If you already love mushrooms, well, us too. But if you’re still not sold on eating these fungi, it could be because you haven’t tasted them when prepared for maximum deliciousness. Caramelized mushrooms are savory, chewy and a far cry from the wet and spongy ones found on takeout pizza. Try them for yourself in this caramelized mushroom pasta with crispy prosciutto from Sheela Prakash’s cookbook, Mediterranean Every Day.
“Mushrooms are one of my favorite ingredients to toss into a pasta dish because of how much meatiness they add,” she writes. “Although sautéing them is well and good, here I up both their flavor and texture by caramelizing them.”
That sounds like a fancy technique, but as Prakash explains, it’s quite simple: “To caramelize the mushrooms, sear them in batches to give them the space needed to develop a deep, golden brown crust, which really helps draw out their umami-rich flavor,” she continues. “Add plenty of garlic and thyme to the mix, along with crispy shards of prosciutto for good measure and the result is a savory, earthy pasta that’s easy to love.”
Reprinted with permission from Mediterranean Every Day: Simple, Inspired Recipes for Feel-Good Food, Copyright © 2020 by Sheela Prakash. Published by The Harvard Common Press, an Imprint of The Quarto Group.
Caramelized Mushroom Pasta with Crispy Prosciutto
Servings: 4 servings
Kosher salt and freshly ground black pepper
4 thin prosciutto slices
2 tablespoons (30mL) extra-virgin olive oil, divided
1 pound (454g) cremini mushrooms, quartered
12 ounces (340g) campanelle, or other short pasta
4 garlic cloves, minced
1 tablespoon (3g) fresh thyme leaves
¼ cup (60mL) dry white wine
Freshly shaved Parmesan cheese, for serving
1. Bring a large pot of salted water to a boil over high heat.
2. Heat a large, high-sided skillet over medium heat. Add 2 prosciutto slices to the pan in a single layer, and cook until they curl and are lightly browned underneath, about 3 minutes. Flip the prosciutto and let cook until browned on the other side, about 3 minutes more. Transfer the prosciutto to a paper towel–lined plate and repeat with the remaining 2 slices.

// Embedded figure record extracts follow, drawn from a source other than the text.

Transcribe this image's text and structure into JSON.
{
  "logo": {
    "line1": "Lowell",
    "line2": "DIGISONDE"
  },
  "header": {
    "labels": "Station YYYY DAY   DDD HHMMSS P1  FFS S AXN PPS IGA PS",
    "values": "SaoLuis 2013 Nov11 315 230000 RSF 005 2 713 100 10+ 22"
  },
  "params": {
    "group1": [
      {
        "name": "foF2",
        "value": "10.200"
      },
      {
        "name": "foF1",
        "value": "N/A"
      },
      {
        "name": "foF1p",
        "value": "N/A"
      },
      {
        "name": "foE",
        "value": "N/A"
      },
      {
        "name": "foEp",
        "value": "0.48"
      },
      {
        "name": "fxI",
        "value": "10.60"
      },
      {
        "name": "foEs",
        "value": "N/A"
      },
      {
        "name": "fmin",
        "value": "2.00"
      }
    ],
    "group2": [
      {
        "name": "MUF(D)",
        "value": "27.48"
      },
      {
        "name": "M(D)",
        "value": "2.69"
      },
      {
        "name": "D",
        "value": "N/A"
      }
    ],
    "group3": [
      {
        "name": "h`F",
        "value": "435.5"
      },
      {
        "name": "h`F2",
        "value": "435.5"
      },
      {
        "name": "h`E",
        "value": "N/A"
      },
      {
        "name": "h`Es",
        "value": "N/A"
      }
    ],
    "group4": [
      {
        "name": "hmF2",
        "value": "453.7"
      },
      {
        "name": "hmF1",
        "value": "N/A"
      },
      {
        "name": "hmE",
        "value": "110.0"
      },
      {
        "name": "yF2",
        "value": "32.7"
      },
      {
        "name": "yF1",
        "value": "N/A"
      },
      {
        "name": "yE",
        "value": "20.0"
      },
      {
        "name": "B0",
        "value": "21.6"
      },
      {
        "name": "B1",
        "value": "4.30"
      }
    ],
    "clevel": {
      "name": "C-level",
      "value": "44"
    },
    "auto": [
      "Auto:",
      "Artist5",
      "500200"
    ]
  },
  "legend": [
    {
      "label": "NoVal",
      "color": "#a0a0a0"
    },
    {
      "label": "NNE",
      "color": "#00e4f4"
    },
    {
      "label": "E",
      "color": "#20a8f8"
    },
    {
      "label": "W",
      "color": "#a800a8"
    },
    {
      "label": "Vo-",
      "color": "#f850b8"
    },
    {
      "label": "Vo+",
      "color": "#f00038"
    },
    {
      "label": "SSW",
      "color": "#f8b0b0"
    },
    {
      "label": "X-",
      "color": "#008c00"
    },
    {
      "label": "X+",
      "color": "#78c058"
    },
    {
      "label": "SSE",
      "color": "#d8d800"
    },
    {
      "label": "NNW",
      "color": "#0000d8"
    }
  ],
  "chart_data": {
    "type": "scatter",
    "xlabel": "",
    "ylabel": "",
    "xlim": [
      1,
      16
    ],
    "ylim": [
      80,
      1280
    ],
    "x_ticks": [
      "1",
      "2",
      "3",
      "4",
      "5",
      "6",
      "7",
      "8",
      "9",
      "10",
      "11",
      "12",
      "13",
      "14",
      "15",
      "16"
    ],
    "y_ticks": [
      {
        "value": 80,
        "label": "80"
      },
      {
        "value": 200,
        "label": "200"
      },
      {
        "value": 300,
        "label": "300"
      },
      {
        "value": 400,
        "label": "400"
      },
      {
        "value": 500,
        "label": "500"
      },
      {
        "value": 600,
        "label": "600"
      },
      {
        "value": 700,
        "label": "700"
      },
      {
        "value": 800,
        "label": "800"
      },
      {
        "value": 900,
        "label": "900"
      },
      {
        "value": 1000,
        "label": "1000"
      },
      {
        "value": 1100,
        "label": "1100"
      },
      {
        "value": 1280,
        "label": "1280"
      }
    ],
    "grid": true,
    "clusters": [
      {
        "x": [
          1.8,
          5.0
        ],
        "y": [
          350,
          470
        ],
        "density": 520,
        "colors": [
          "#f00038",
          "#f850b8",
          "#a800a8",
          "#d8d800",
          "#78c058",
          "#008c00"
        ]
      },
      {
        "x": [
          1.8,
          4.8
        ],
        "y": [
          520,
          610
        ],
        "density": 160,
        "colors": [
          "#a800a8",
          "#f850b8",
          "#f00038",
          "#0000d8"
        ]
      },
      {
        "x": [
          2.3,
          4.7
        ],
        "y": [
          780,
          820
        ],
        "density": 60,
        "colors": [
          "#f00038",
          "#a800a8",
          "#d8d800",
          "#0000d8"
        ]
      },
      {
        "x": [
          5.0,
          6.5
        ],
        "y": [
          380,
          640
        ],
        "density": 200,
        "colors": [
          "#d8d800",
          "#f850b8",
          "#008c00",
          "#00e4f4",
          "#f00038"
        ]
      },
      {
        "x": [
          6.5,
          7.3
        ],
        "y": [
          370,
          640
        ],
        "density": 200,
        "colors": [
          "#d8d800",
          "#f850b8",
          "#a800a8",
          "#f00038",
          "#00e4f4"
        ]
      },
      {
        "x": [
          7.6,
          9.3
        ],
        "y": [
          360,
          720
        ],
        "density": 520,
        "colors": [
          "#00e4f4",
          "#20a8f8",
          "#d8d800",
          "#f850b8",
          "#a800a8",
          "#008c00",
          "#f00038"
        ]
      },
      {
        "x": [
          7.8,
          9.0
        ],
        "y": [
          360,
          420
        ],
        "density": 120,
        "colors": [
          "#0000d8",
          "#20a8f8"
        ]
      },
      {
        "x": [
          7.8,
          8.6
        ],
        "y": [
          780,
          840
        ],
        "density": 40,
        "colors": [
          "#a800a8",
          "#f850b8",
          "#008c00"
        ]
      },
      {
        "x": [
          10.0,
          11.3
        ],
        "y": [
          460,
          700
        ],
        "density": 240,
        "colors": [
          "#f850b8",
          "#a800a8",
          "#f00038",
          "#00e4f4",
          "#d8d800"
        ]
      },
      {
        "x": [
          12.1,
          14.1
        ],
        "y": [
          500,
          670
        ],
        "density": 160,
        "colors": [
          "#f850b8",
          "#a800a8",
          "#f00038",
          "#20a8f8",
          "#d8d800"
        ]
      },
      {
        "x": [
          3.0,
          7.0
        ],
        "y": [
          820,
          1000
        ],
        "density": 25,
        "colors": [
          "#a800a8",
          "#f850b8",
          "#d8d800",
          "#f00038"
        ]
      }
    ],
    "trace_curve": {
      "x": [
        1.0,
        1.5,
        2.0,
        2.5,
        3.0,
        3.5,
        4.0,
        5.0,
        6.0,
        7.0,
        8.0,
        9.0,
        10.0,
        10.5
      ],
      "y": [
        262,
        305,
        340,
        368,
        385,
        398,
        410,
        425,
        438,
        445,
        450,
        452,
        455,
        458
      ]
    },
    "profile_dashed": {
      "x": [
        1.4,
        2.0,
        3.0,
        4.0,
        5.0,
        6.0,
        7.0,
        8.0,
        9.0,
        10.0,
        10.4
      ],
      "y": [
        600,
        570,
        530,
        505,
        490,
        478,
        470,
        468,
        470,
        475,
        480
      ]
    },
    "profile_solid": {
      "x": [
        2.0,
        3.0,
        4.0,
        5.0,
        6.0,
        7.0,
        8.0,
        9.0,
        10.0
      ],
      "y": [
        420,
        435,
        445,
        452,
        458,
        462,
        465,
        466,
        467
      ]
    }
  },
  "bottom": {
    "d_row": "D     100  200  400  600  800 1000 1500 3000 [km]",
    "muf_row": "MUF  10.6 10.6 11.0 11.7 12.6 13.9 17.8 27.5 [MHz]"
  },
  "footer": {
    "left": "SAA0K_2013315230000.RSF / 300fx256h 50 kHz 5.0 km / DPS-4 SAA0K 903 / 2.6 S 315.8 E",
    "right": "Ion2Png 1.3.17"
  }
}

3. Pour 1 tablespoon (15mL) of olive oil into the pan. Add half the mushrooms in a single layer (try to get as many cut-side down as you can, but don’t stress too much about it), and cook undisturbed until browned well on the bottom but not fully cooked, about 5 minutes. Transfer to a plate. Add the remaining 1 tablespoon (15mL) of olive oil to the pan and repeat with the remaining mushrooms.
4. Meanwhile, add the pasta to the boiling water and cook for 1 minute less than the package instructions for al dente, 8 to 9 minutes.
5. Once the second batch of mushrooms is browned well on the bottom, return the rest of the mushrooms to the pan and add the garlic and thyme. Season with salt and pepper and cook, stirring once or twice, until the mushrooms are fragrant and just tender, about 2 minutes more. Pour the wine into the pan and simmer, using a wooden spoon to scrape up the browned bits that have formed on the bottom of the pan, until some but not all of the liquid has evaporated, about 1 minute; remove from the heat.
6. When the pasta is ready, reserve ½ cup (120mL) of pasta water with a measuring cup, then drain the pasta. Add the pasta and reserved pasta water to the pan and bring to a simmer. Cook, tossing and stirring, until the pasta is al dente and the sauce thickens and coats the pasta, about 2 minutes. Remove from the heat.
7. Break the prosciutto into small pieces and stir half into the pasta. Serve garnished with the remaining prosciutto and shaved Parmesan.